I wanted to comment on Stereo’s blog but the more I thought about it, the more I wanted to say and it just wouldn’t fit in the comment section.
Go read her post here. (If you are not following her or reading her blog, you really are missing out!)
Reading that post brought up so many feeling about my own struggles with depression and my own hospitalization back in 2000. Wow, it’s been almost 12 years and if you had asked me back then if I’d still be alive now, my answer would have been no, said without a second of hesitation.
I remember in the months and years after my stint in the hospital I would fantasize about going back – not because I wanted to be that sick again but because the hospital ward provided me a safe, secure and most importantly, an understanding place where my particular type of crazy was ok. I was actually pretty “normal” there – it felt nice.
I made friends there. We bonded over our age – there were quite a few teen/early 20s girls there – our symptoms, our suicide attempts and, most importantly, an overwhelming lack of understanding from everyone around us in the outside world.
I can’t pinpoint when my depression started. I do know the first time I held a knife to my wrist I was 8 years old. No one knew. No one in my family still knows but there were a lot of signs along the way and people chose to ignore them. The night I packed my suitcase and l left my parents home at 18, I screamed over and over that I was either leaving of my own free will or I was going to end my life and get out of there that way. Maybe my parents thought I was just being dramatic, maybe they never thought I’d go through with it but if they didn’t let me leave then, I would have tried to kill myself that night.
I was literally screaming and no one was listening.
Before I was hospitalized – I barely whispered. I called the Gay Boyfriend, who was still my boyfriend at the time and said, “You have to come get me now, I can’t be alone.” He picked me up, took me to see my doctor and my therapist who called the hospital and told them to expect me.
The Gay BF has been listening to me since we were 14. I am the first to admit having him to just listen has been one of the few things that has allowed me to keep going over the years.
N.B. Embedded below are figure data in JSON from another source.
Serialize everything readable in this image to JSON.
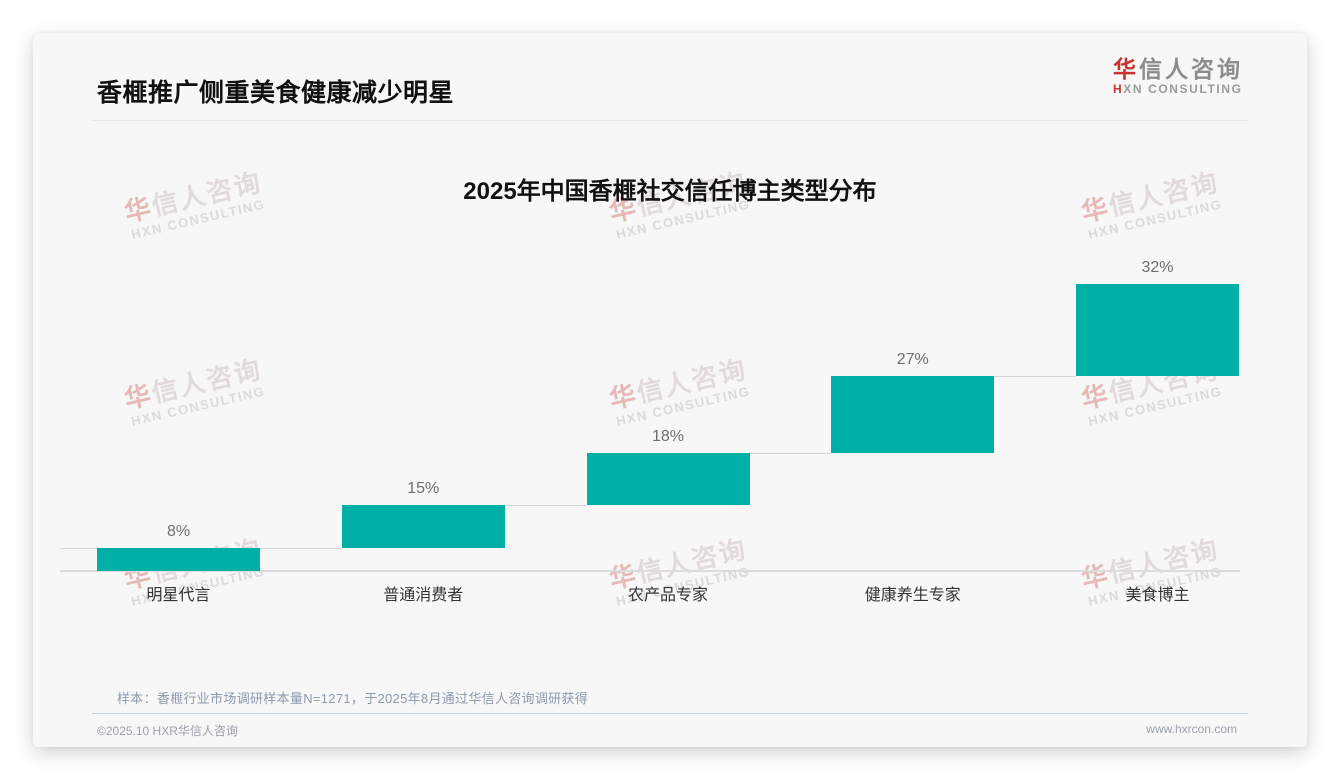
{
  "page": {
    "header": {
      "title": "香榧推广侧重美食健康减少明星"
    },
    "logo": {
      "zh_accent": "华",
      "zh_rest": "信人咨询",
      "en_accent": "H",
      "en_rest": "XN CONSULTING"
    },
    "watermark": {
      "zh_accent": "华",
      "zh_rest": "信人咨询",
      "en": "HXN CONSULTING"
    },
    "footnote": "样本：香榧行业市场调研样本量N=1271，于2025年8月通过华信人咨询调研获得",
    "footer": {
      "left": "©2025.10 HXR华信人咨询",
      "right": "www.hxrcon.com"
    }
  },
  "chart_data": {
    "type": "bar",
    "subtype": "waterfall",
    "title": "2025年中国香榧社交信任博主类型分布",
    "categories": [
      "明星代言",
      "普通消费者",
      "农产品专家",
      "健康养生专家",
      "美食博主"
    ],
    "values": [
      8,
      15,
      18,
      27,
      32
    ],
    "value_labels": [
      "8%",
      "15%",
      "18%",
      "27%",
      "32%"
    ],
    "cumulative": [
      8,
      23,
      41,
      68,
      100
    ],
    "unit": "%",
    "ylim": [
      0,
      100
    ],
    "grid": "off",
    "legend": "none",
    "value_label_position": "above-bar",
    "bar_color": "#00b0a6",
    "connector_style": "thin-gray-step-lines",
    "xlabel": "",
    "ylabel": ""
  }
}
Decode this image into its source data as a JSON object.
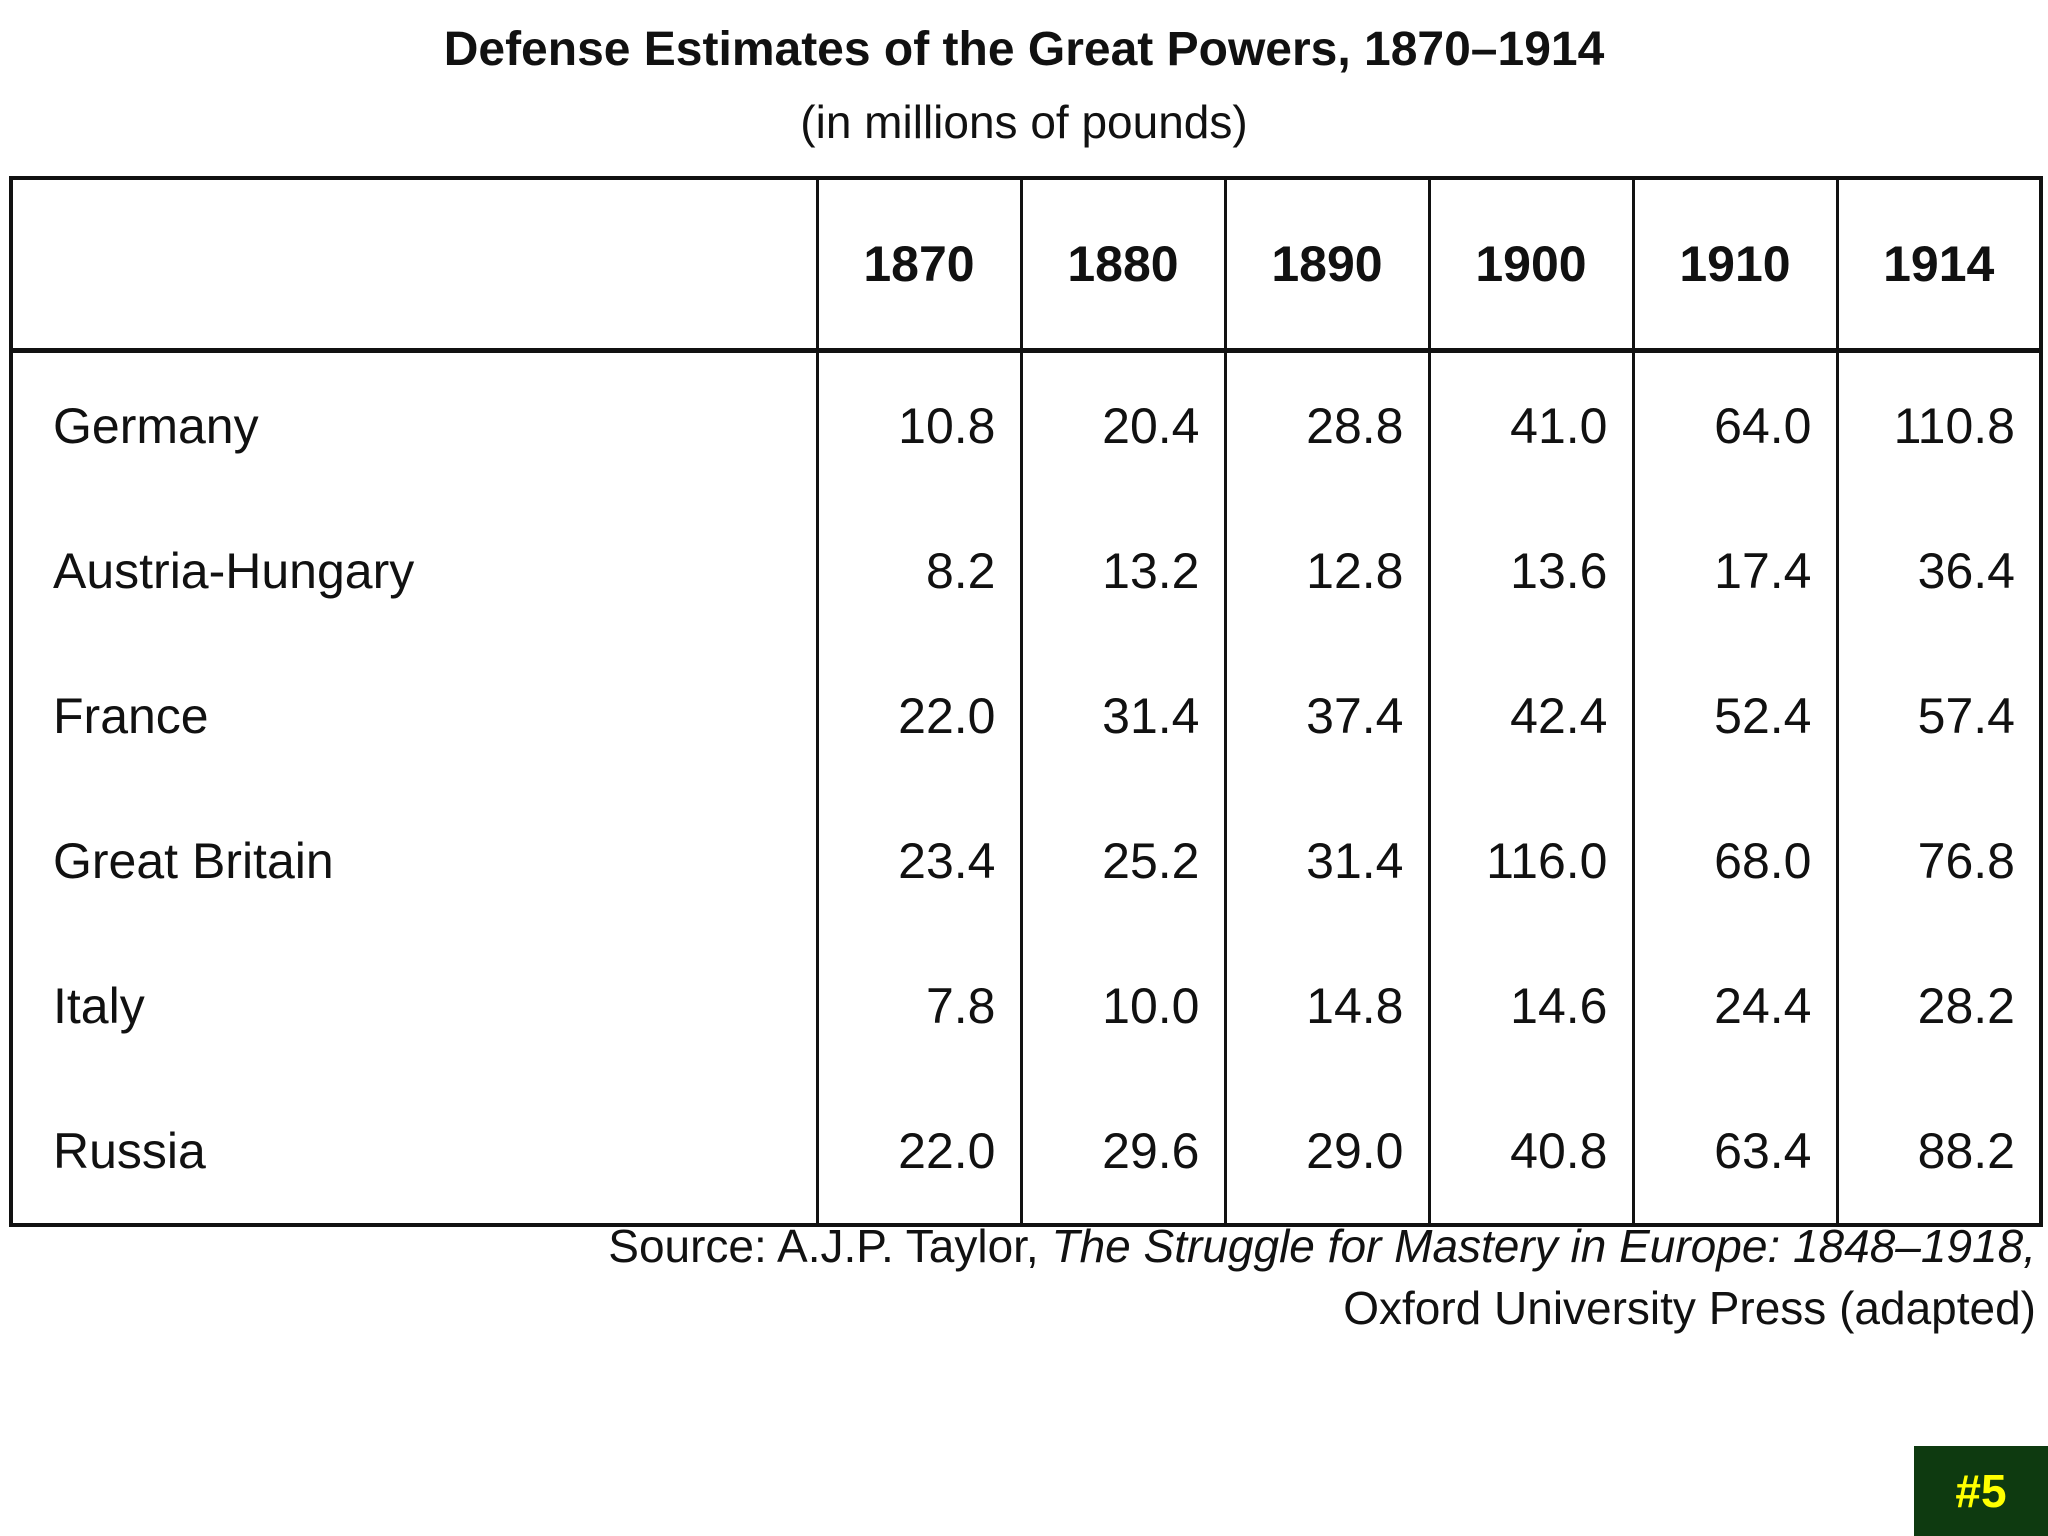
{
  "chart_data": {
    "type": "table",
    "title": "Defense Estimates of the Great Powers, 1870–1914",
    "subtitle": "(in millions of pounds)",
    "corner_header": "",
    "columns": [
      "1870",
      "1880",
      "1890",
      "1900",
      "1910",
      "1914"
    ],
    "rows": [
      {
        "name": "Germany",
        "values": [
          "10.8",
          "20.4",
          "28.8",
          "41.0",
          "64.0",
          "110.8"
        ]
      },
      {
        "name": "Austria-Hungary",
        "values": [
          "8.2",
          "13.2",
          "12.8",
          "13.6",
          "17.4",
          "36.4"
        ]
      },
      {
        "name": "France",
        "values": [
          "22.0",
          "31.4",
          "37.4",
          "42.4",
          "52.4",
          "57.4"
        ]
      },
      {
        "name": "Great Britain",
        "values": [
          "23.4",
          "25.2",
          "31.4",
          "116.0",
          "68.0",
          "76.8"
        ]
      },
      {
        "name": "Italy",
        "values": [
          "7.8",
          "10.0",
          "14.8",
          "14.6",
          "24.4",
          "28.2"
        ]
      },
      {
        "name": "Russia",
        "values": [
          "22.0",
          "29.6",
          "29.0",
          "40.8",
          "63.4",
          "88.2"
        ]
      }
    ]
  },
  "source": {
    "prefix": "Source:  A.J.P. Taylor, ",
    "book_title": "The Struggle for Mastery in Europe:  1848–1918,",
    "line2": "Oxford University Press (adapted)"
  },
  "slide_badge": "#5",
  "colors": {
    "badge_background": "#0e3a10",
    "badge_text": "#ffff00"
  }
}
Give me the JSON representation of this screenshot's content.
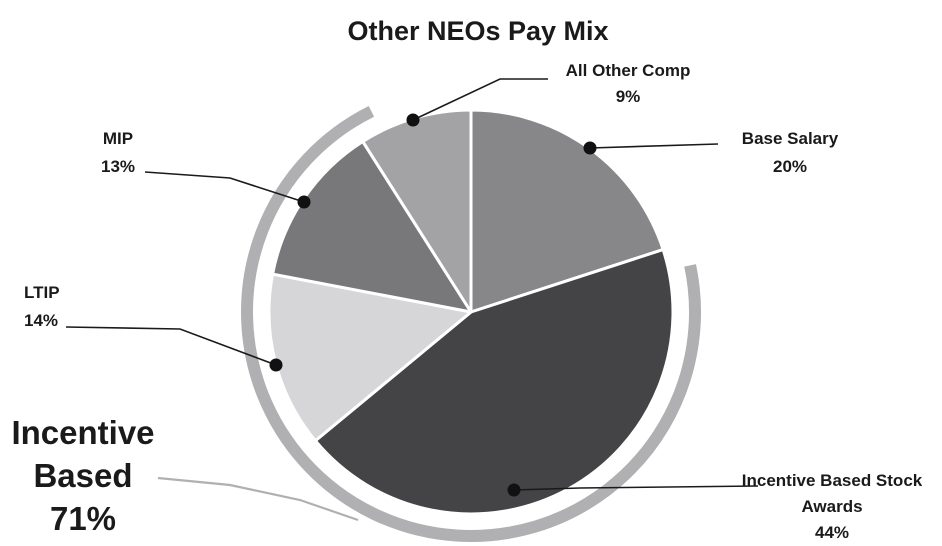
{
  "chart_data": {
    "type": "pie",
    "title": "Other NEOs Pay Mix",
    "slices": [
      {
        "label": "Base Salary",
        "value": 20,
        "value_label": "20%",
        "color": "#87878a"
      },
      {
        "label": "Incentive Based Stock Awards",
        "value": 44,
        "value_label": "44%",
        "color": "#444447"
      },
      {
        "label": "LTIP",
        "value": 14,
        "value_label": "14%",
        "color": "#d6d6d8"
      },
      {
        "label": "MIP",
        "value": 13,
        "value_label": "13%",
        "color": "#78787a"
      },
      {
        "label": "All Other Comp",
        "value": 9,
        "value_label": "9%",
        "color": "#a3a3a6"
      }
    ],
    "group_arc": {
      "label_lines": [
        "Incentive",
        "Based"
      ],
      "value_label": "71%",
      "members": [
        "Incentive Based Stock Awards",
        "LTIP",
        "MIP"
      ],
      "color": "#b0b0b3"
    }
  }
}
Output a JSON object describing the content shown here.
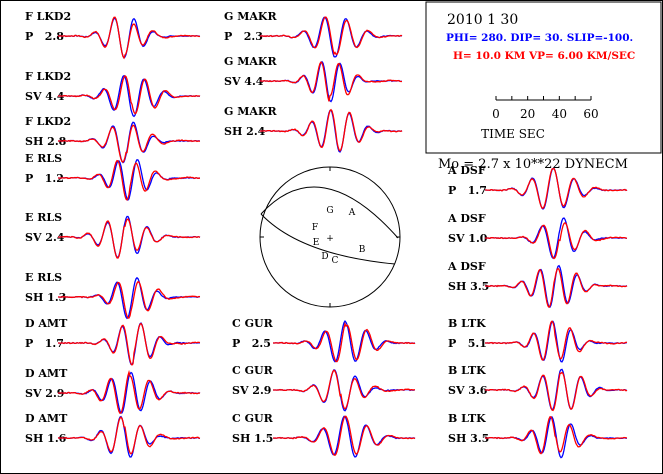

No, he doesn’t understand what it’s like to be depressed or wanting to kill yourself but he does understand that I am in pain and in need of a friend and a soft spot to land sometimes.
People spend so much time fearing and avoiding those with mental illnesses they forget that they are suffering – the same way a cancer patient suffers. They deserve our care and attention even if their behaviour is incomprehensible. If a mentally ill person could choose not to be ill; not to lash out; not to withdraw; not to want to hurt themselves or others, they would. There is no one, dead or alive I would wish depression on – it has robbed me of so much I can never get back and it continues to impact how I cope daily.
The other part of the response to Stereo’s post that I wanted to highlight was simply that not taking those opportunities to connect, not making that extra effort sometimes can be dangerous. The further I fall into a depression the more I withdraw and the less likely I am to ask for help. If you say you’re going to call and you don’t my depressive mind runs with that and interprets it as not being worthy of your time and attention which further fuels my depressive state.
Through my depressive world view, I also sometimes feel like people don’t want to talk or be around me when I can’t be 100%. It’s a cycle that fuels itself – I withdraw because I’m depressed which makes me more depressed and causes me to withdraw further.
I’m rambling now but all this to say just reach out sometimes even if the person seems withdrawn or distant. You never know how much a “simple gesture” can help someone.